Here’s an article from Chemical and Engineering News titled Nuclear Retirement Anxiety. It’s a pretty good premier on the subject of nuke plant operating life, security and decommissioning:

From the article:

“Yet to be seen will be the impact on aging power plants of new safety and maintenance requirements springing from NRC’s analysis of the Fukushima Daiichi nuclear power plant accident in Japan. That tragedy happened two years ago this spring. Under a phased schedule, NRC is requiring new safety additions for 31 U.S. reactors that are similar in design to the three Japanese reactors that suffered a meltdown and released radioactive materials following an earthquake and tsunami.

The new requirements include emergency backup power and instrumentation to ensure spent-fuel pools operate adequately. All these reactors must also now have hardened vents for reactor containment structures to relieve pressure and discharge built-up hydrogen during a reactor vessel accident. NRC is also contemplating requiring filters to capture vented radioactive material.”

I K's picture
I K on Apr 22, 2013

You need to look at the second side of the equation, what will it cost to generate the lost 4.5TWh using coal? The important part is that the utility will likely not need to build an additional coal or gas plant but will just operate its existing coal plants at a higher capacity thus the only cost to replace the lost energy is the cost to buy nearly 2 million tonnes of coal annually.

With the proximity of the PRB it might only be about $40 a tonne so annual cost would be lower than about $80M. So at this stage it’s simply a matter of looking at the cost to run the nuclear station and if it is higher than $80M there is a financial case to close it. That means the plant would need to generate power for less than $18/MWh to be viable which it probably doesn’t do.
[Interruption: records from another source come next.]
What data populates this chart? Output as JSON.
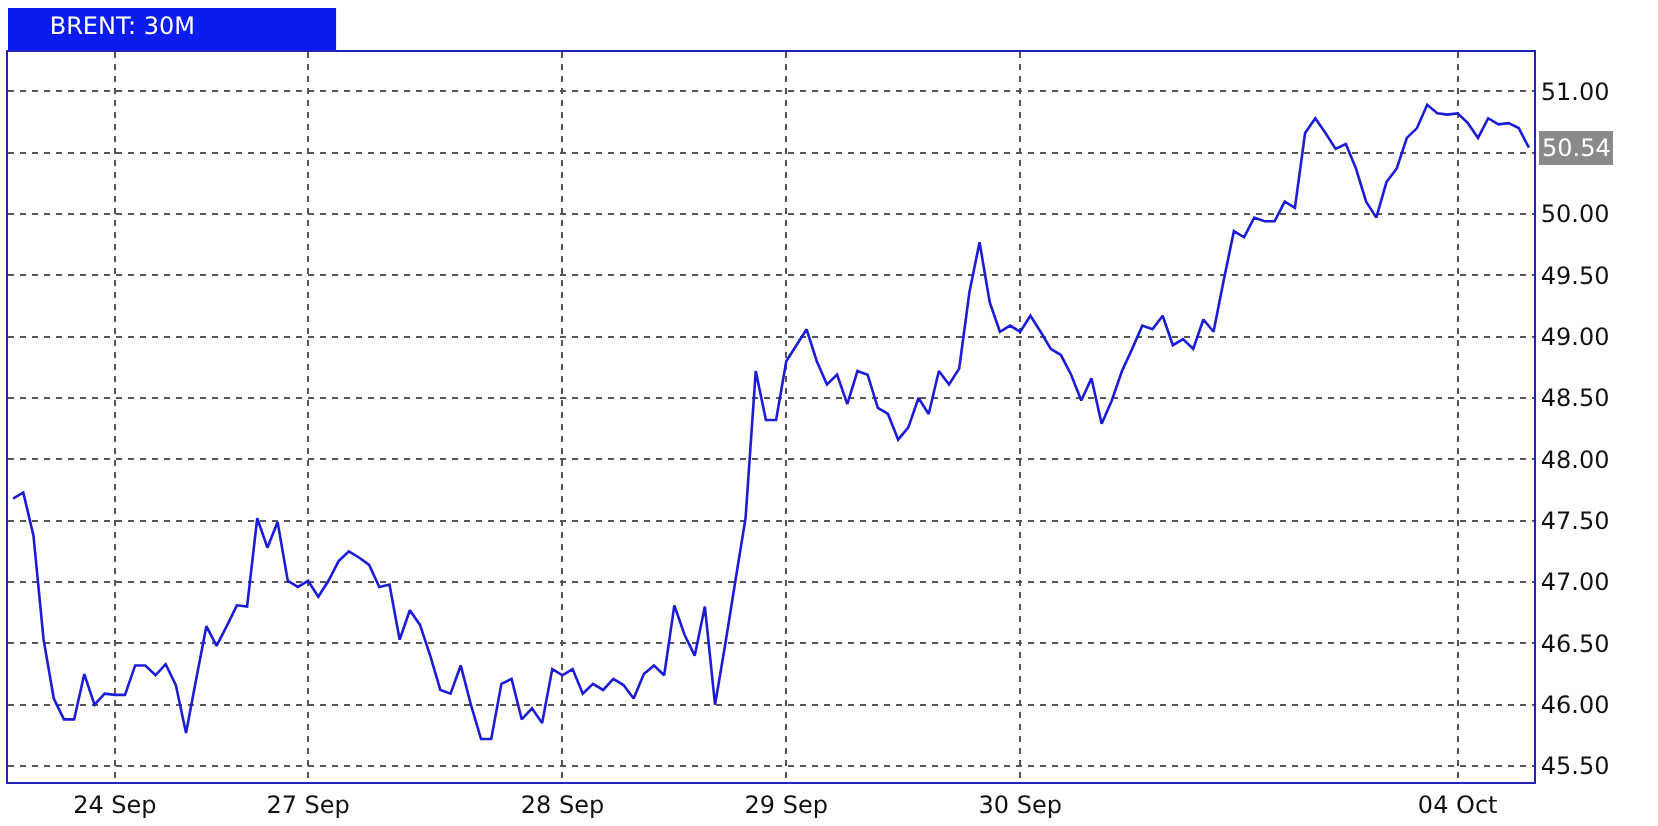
{
  "chart_data": {
    "type": "line",
    "title": "BRENT: 30M",
    "categories": [
      null,
      null,
      null,
      null,
      null,
      null,
      null,
      null,
      null,
      null,
      "24 Sep",
      null,
      null,
      null,
      null,
      null,
      null,
      null,
      null,
      null,
      null,
      null,
      null,
      null,
      null,
      null,
      null,
      null,
      null,
      "27 Sep",
      null,
      null,
      null,
      null,
      null,
      null,
      null,
      null,
      null,
      null,
      null,
      null,
      null,
      null,
      null,
      null,
      null,
      null,
      null,
      null,
      null,
      null,
      null,
      null,
      "28 Sep",
      null,
      null,
      null,
      null,
      null,
      null,
      null,
      null,
      null,
      null,
      null,
      null,
      null,
      null,
      null,
      null,
      null,
      null,
      null,
      null,
      null,
      "29 Sep",
      null,
      null,
      null,
      null,
      null,
      null,
      null,
      null,
      null,
      null,
      null,
      null,
      null,
      null,
      null,
      null,
      null,
      null,
      null,
      null,
      null,
      null,
      "30 Sep",
      null,
      null,
      null,
      null,
      null,
      null,
      null,
      null,
      null,
      null,
      null,
      null,
      null,
      null,
      null,
      null,
      null,
      null,
      null,
      null,
      null,
      null,
      null,
      null,
      null,
      null,
      null,
      null,
      null,
      null,
      null,
      null,
      null,
      null,
      null,
      null,
      null,
      null,
      null,
      null,
      null,
      null,
      "04 Oct",
      null,
      null,
      null,
      null,
      null,
      null,
      null
    ],
    "series": [
      {
        "color": "#1c1cd8",
        "values": [
          47.68,
          47.73,
          47.38,
          46.53,
          46.05,
          45.88,
          45.88,
          46.25,
          46.0,
          46.09,
          46.08,
          46.08,
          46.32,
          46.32,
          46.24,
          46.33,
          46.16,
          45.77,
          46.21,
          46.64,
          46.48,
          46.64,
          46.81,
          46.8,
          47.52,
          47.28,
          47.49,
          47.01,
          46.96,
          47.01,
          46.88,
          47.01,
          47.17,
          47.25,
          47.2,
          47.14,
          46.96,
          46.98,
          46.53,
          46.77,
          46.65,
          46.4,
          46.12,
          46.09,
          46.32,
          46.0,
          45.72,
          45.72,
          46.17,
          46.21,
          45.88,
          45.97,
          45.85,
          46.29,
          46.24,
          46.29,
          46.09,
          46.17,
          46.12,
          46.21,
          46.16,
          46.05,
          46.25,
          46.32,
          46.24,
          46.81,
          46.57,
          46.4,
          46.8,
          46.0,
          46.49,
          47.01,
          47.52,
          48.72,
          48.32,
          48.32,
          48.8,
          48.93,
          49.06,
          48.8,
          48.61,
          48.69,
          48.45,
          48.72,
          48.69,
          48.42,
          48.37,
          48.16,
          48.26,
          48.5,
          48.37,
          48.72,
          48.61,
          48.74,
          49.36,
          49.77,
          49.28,
          49.04,
          49.09,
          49.04,
          49.17,
          49.04,
          48.9,
          48.85,
          48.69,
          48.48,
          48.66,
          48.29,
          48.48,
          48.72,
          48.9,
          49.09,
          49.06,
          49.17,
          48.93,
          48.98,
          48.9,
          49.14,
          49.04,
          49.46,
          49.86,
          49.81,
          49.97,
          49.94,
          49.94,
          50.1,
          50.05,
          50.66,
          50.78,
          50.66,
          50.53,
          50.57,
          50.37,
          50.1,
          49.97,
          50.26,
          50.37,
          50.62,
          50.7,
          50.89,
          50.82,
          50.81,
          50.82,
          50.74,
          50.62,
          50.78,
          50.73,
          50.74,
          50.7,
          50.54
        ]
      }
    ],
    "ylim": [
      45.37,
      51.32
    ],
    "yticks": [
      {
        "value": 45.5,
        "label": "45.50"
      },
      {
        "value": 46,
        "label": "46.00"
      },
      {
        "value": 46.5,
        "label": "46.50"
      },
      {
        "value": 47,
        "label": "47.00"
      },
      {
        "value": 47.5,
        "label": "47.50"
      },
      {
        "value": 48,
        "label": "48.00"
      },
      {
        "value": 48.5,
        "label": "48.50"
      },
      {
        "value": 49,
        "label": "49.00"
      },
      {
        "value": 49.5,
        "label": "49.50"
      },
      {
        "value": 50,
        "label": "50.00"
      },
      {
        "value": 50.5,
        "label": null
      },
      {
        "value": 51,
        "label": "51.00"
      }
    ],
    "annotations": [
      {
        "text": "50.54",
        "y": 50.54
      }
    ],
    "grid": true,
    "marker": "none",
    "line_style": "solid"
  }
}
With a global grid it could have just exported its output to $80/MWh electricity Europe…..

Rod Adams's picture
Rod Adams on Apr 23, 2013

You may not realize that Kewaunee is a Westinghouse designed Pressurized Water Reactor with a large containment structure; it would not be affected by any new requirements for hardened vents on BWRs.

Rod Adams's picture
Rod Adams on Apr 23, 2013

I assume you do not believe that air pollution, water pollution or CO2 dumping are problems worth expending any funds to address.


Rod Adams's picture
Rod Adams on Apr 23, 2013

My issue with Dominion is that they kept their sales effort a near secret until they gave up and announced that they were closing the plant.

Most people that have a valuable asset that they would like to sell put a little more effort into marketing and trying to reach potential buyers. From what I can tell, Dominion only talked to a few other companies, probably those that were already in the business of producing power and had no real interest in adding to their existing capacity in a slow market.

I K's picture
I K on Apr 23, 2013

What I think is irrelevant to the reality on the ground today and the near future.  The utility needs to maintain positive cash flow and profitability and that may or may not mean closing that nuke down

I was just trying to highlight that the value of the nuke in an excess capacity network is the marginal fuel cost of the existing plants that will step in and in this case that may be as low as 15 dollars per mwh.

I K's picture
I K on Apr 23, 2013

A single rich company or individual could potentially subsidise it for a few years. May require as little as 20m dollars a year. Agree a strike price per mwh with the utility for 10 -20 years

Below x the investor mskes up the difference.  above x thr investors get tge difference. Effectively a future bet on electricity prices.  Where x is the price the utility is willing to keep the unit open.